Saturday, February 6, 2010

Plaintiff's Expert Cannot Testify, but Juror Tells Other Jurors About Police Dogs in Excessive Force Case

A 2005 case against an officer and the City of Albuquerque for use of excessive force in an arrest shows a number of odd, if not disturbing, elements. The suit was brought by the passenger in a car involved in a high speed chase. The passenger was bitten by a police dog after the car hit a wall.

The officer’s reason for attempting to pull over a car with two women in it was that the car was similar to one on which a bulletin had been issued regarding a burglary. The car with the women had a broken license plate lamp and was not the car involved in the burglary. What happened after the car hit the wall is described by the Tenth Circuit:

“The first officer at the scene was Defendant Lehocky. Lehocky testified that Marquez exited the car from the passenger side door, ignored Lehocky's command to stop and attempted to flee the scene. Lehocky ordered his police service dog, Bart, to apprehend the suspect. Bart complied and latched firmly onto Plaintiff Marquez. Meanwhile, Perkins [the driver], who had briefly exited the car, was now back in the car attempting to drive off. Lehocky then ordered Marquez, with Bart still firmly attached to her, away from the rear of the car. By this time, Officer Heshley had arrived and ordered Perkins out of the vehicle. Perkins complied and was taken into custody by Officer Heshley. Simultaneously, Defendant Lehocky removed Bart from Plaintiff Marquez and took her in custody.”

Marquez sued under 42 U.S.C. 1983 for excessive force, and a jury verdict went for the defendants. The district court concluded that the high speed chase indicated that the occupants of the car were a danger to the public and willing to evade arrest.

Marquez attempted to introduce an expert on police dogs at trial. The circuit court describes the expert.

Marquez sought to have her expert, Dr. George Kirkham, testify at trial that the use of a police dog is objectively reasonable only where there is evidence of an "articulable threat to" the safety of either the officer or a bystander….Kirkham's testimony was based upon his theory that a police officer should always use the minimum amount of force and, therefore, that any use of force beyond the minimum is, ipso facto, unreasonable….Kirkham was also to testify that Lehocky's actions in this case "violated well established law enforcement standards." … In sum, Kirkham's testimony comprised two parts: that the only reasonable use of force is the minimum use of force and what constituted well established law enforcement standards.”

Dr. George L. Kirham maintains a website ( which describes him as a police/private security consultant and expert witness based in Palm Beach Gardens, Florida. He has an impressive resume.

The district court excluded Kirkham’s testimony on a defense motion that the testimony was irrelevant and would be confusing. The circuit court agreed, noting that the Fourth Amendment does not require the least intrusive means of detention, only a reasonable one. The circuit court held that the district court did not abuse its discretion in excluding the testimony.

Another twist in the case occurred when a juror sent a note to the judge, saying that another juror was holding herself out as an expert in police dog training.
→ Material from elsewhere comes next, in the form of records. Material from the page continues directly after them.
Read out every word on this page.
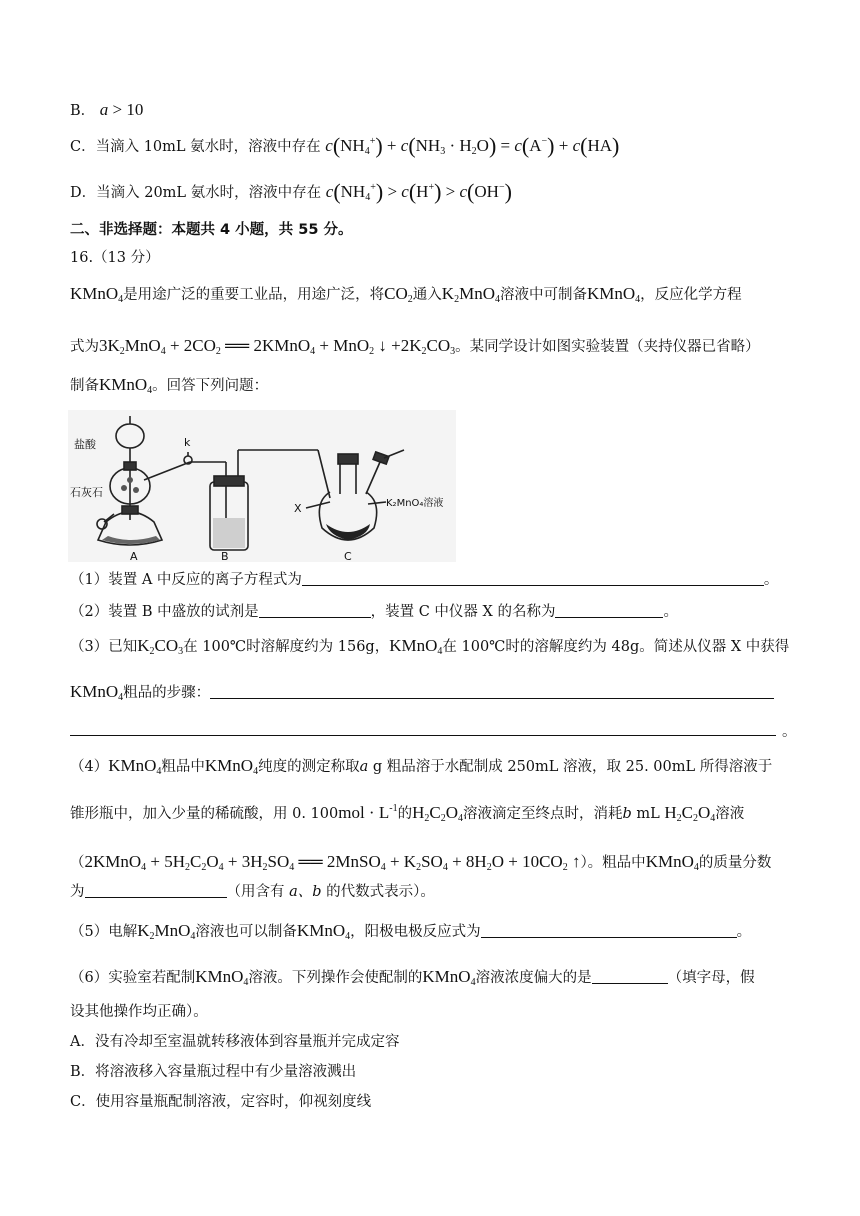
B． a > 10
C．当滴入 10mL 氨水时，溶液中存在 $c(NH_4^+) + c(NH_3 \cdot H_2O) = c(A^-) + c(HA)$
D．当滴入 20mL 氨水时，溶液中存在 $c(NH_4^+) > c(H^+) > c(OH^-)$
二、非选择题：本题共 4 小题，共 55 分。
16.（13 分）
KMnO$_4$是用途广泛的重要工业品，用途广泛，将$CO_2$通入$K_2MnO_4$溶液中可制备KMnO$_4$，反应化学方程
式为$3K_2MnO_4 + 2CO_2$ ══ 2KMnO$_4$ + MnO$_2$ ↓ $+2K_2CO_3$。某同学设计如图实验装置（夹持仪器已省略）
制备KMnO$_4$。回答下列问题：
盐酸	k
石灰石
X	K₂MnO₄溶液
A	B	C
（1）装置 A 中反应的离子方程式为	。
（2）装置 B 中盛放的试剂是	，装置 C 中仪器 X 的名称为	。
（3）已知$K_2CO_3$在 100℃时溶解度约为 156g，KMnO$_4$在 100℃时的溶解度约为 48g。简述从仪器 X 中获得
KMnO$_4$粗品的步骤：
。
（4）KMnO$_4$粗品中KMnO$_4$纯度的测定称取a g 粗品溶于水配制成 250mL 溶液，取 25. 00mL 所得溶液于
锥形瓶中，加入少量的稀硫酸，用 0. $100mol \cdot L^{-1}$的$H_2C_2O_4$溶液滴定至终点时，消耗b mL $H_2C_2O_4$溶液
（2KMnO$_4$ + $5H_2C_2O_4 + 3H_2SO_4$ ══ 2MnSO$_4$ + $K_2SO_4 + 8H_2O + 10CO_2$ ↑）。粗品中KMnO$_4$的质量分数
为	（用含有 a、b 的代数式表示）。
（5）电解$K_2MnO_4$溶液也可以制备KMnO$_4$，阳极电极反应式为	。
（6）实验室若配制KMnO$_4$溶液。下列操作会使配制的KMnO$_4$溶液浓度偏大的是	（填字母，假
设其他操作均正确）。
A．没有冷却至室温就转移液体到容量瓶并完成定容
B．将溶液移入容量瓶过程中有少量溶液溅出
C．使用容量瓶配制溶液，定容时，仰视刻度线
This unnamed juror apparently made three assertions during deliberations:

1. Police dogs do not bite unless the suspect is fleeing.
2. The injuries suffered by Marquez from the bite were not serious.
3. Police dogs do not bite the first part of the body they come across.

The district court denied a motion for an evidentiary hearing. The circuit court said that a juror’s personal experience does not constitute extraneous prejudicial information, which would have required the district court to take action. The circuit court summarized the juror’s voir dire:

“During voir dire, the "expert" juror stated, without being asked, that her family in the late 1970s through the early 1980s trained police dogs and that her family "trained dogs and worked with dogs through [her] entire life." … Marquez's attorney then asked what the juror's role in the training was…. She responded that her own participation was "not much" and that the training was performed by her sister and father…. Notably, Marquez's attorney asked the juror only about her participation in dog training and never about her knowledge of dog training. Id. Therefore, the juror did not fail to honestly answer any question posed to her during voir dire when she did not disclose her knowledge of dog training techniques. The reason that the juror's specialized knowledge did not come to light, therefore, was a failure by Marquez's attorney to fully examine the juror during voir dire, rather then any misrepresentation by the juror.”

The circuit court determined again that the district court did not abuse its discretion in denying an evidentiary hearing here. Nevertheless, it seems arguable that the juror was, inside the jury room, stepping well beyond what her voir dire had suggested she knew about.

The verdict for the defendants was affirmed. Marquez v. City of Albuquerque, 399 F.3d 1216 (10th Cir. 2005). This is not the only case involving this officer and his dog and an excessive force claim. See Chavez v. City of Albuquerque, 402 F.3d 1039 (10th Cir. 2005).